Ouvido pelo Nascer do SOL, o politólogo João Pereira Coutinho confessou duvidar que António Costa mexa no Executivo antes das eleições autárquicas. «António Costa sempre gostou de manter uma fachada de unidade nos momentos mais difíceis. Basta lembrar os incêndios de Pedrógão e o tempo que demorou a perceber que a ministra da Administração Interna não era a indicada para o lugar». Para Pereira Coutinho, só a «falta de dinheiro» poderá obrigar a mexidas no Executivo. E acrescentou que António Costa não terá facilidade em fazer ‘alterações de fundo’. «Este é um Governo fraquíssimo, composto por gente fraquíssima», argumentou o politólogo, reforçando: «Esta dificuldade de António Costa já era sentida muito antes da pandemia nos bater à porta, e, quando há tantos sinais de desorganização, ser secretário de estado ou ministro não é a carreira de sonho para ninguém».

No mesmo sentido, um destacado deputado socialista defendeu ao Nascer do SOL que, além de tudo o mais, António Costa não tem interesse em alterar os membros do seu Executivo, porque lhe servem de ‘escudo’ nas diferentes polémicas em que o Governo está envolvido.

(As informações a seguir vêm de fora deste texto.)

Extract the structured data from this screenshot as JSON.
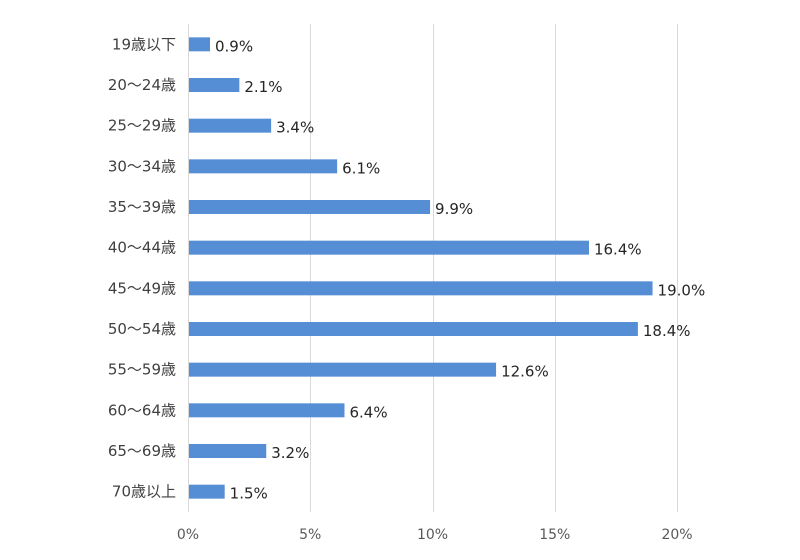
{
  "chart_data": {
    "type": "bar",
    "orientation": "horizontal",
    "title": "",
    "xlabel": "",
    "ylabel": "",
    "categories": [
      "19歳以下",
      "20～24歳",
      "25～29歳",
      "30～34歳",
      "35～39歳",
      "40～44歳",
      "45～49歳",
      "50～54歳",
      "55～59歳",
      "60～64歳",
      "65～69歳",
      "70歳以上"
    ],
    "values": [
      0.9,
      2.1,
      3.4,
      6.1,
      9.9,
      16.4,
      19.0,
      18.4,
      12.6,
      6.4,
      3.2,
      1.5
    ],
    "value_labels": [
      "0.9%",
      "2.1%",
      "3.4%",
      "6.1%",
      "9.9%",
      "16.4%",
      "19.0%",
      "18.4%",
      "12.6%",
      "6.4%",
      "3.2%",
      "1.5%"
    ],
    "xlim": [
      0,
      20
    ],
    "x_ticks": [
      0,
      5,
      10,
      15,
      20
    ],
    "x_tick_labels": [
      "0%",
      "5%",
      "10%",
      "15%",
      "20%"
    ],
    "grid": true,
    "legend": "none",
    "bar_color": "#558ed5"
  }
}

António Campos, fundador do PS e histórico do partido, confessou ao Nascer do SOL, ainda assim, desvalorizar a realização ou não de uma renovação no Governo, que diz não ser a situação mais importante a ter em conta num momento pandémico, classificando as diferentes polémicas como «pequenas coisas» em relação aos «grandes problemas com que nos defrontamos». O socialista não coloca a questão da remodelação do Governo, acreditando que no momento pandémico «todos os ministros estão fragilizados» e «não há heróis». «A grande preocupação neste momento é como resolver o problema em outubro. Agora há uma cobertura boa que é a da pandemia, que todos nós vivemos com intensidade, e depois voltaremos ao ciclo político normal da discussão», conclui António Campos.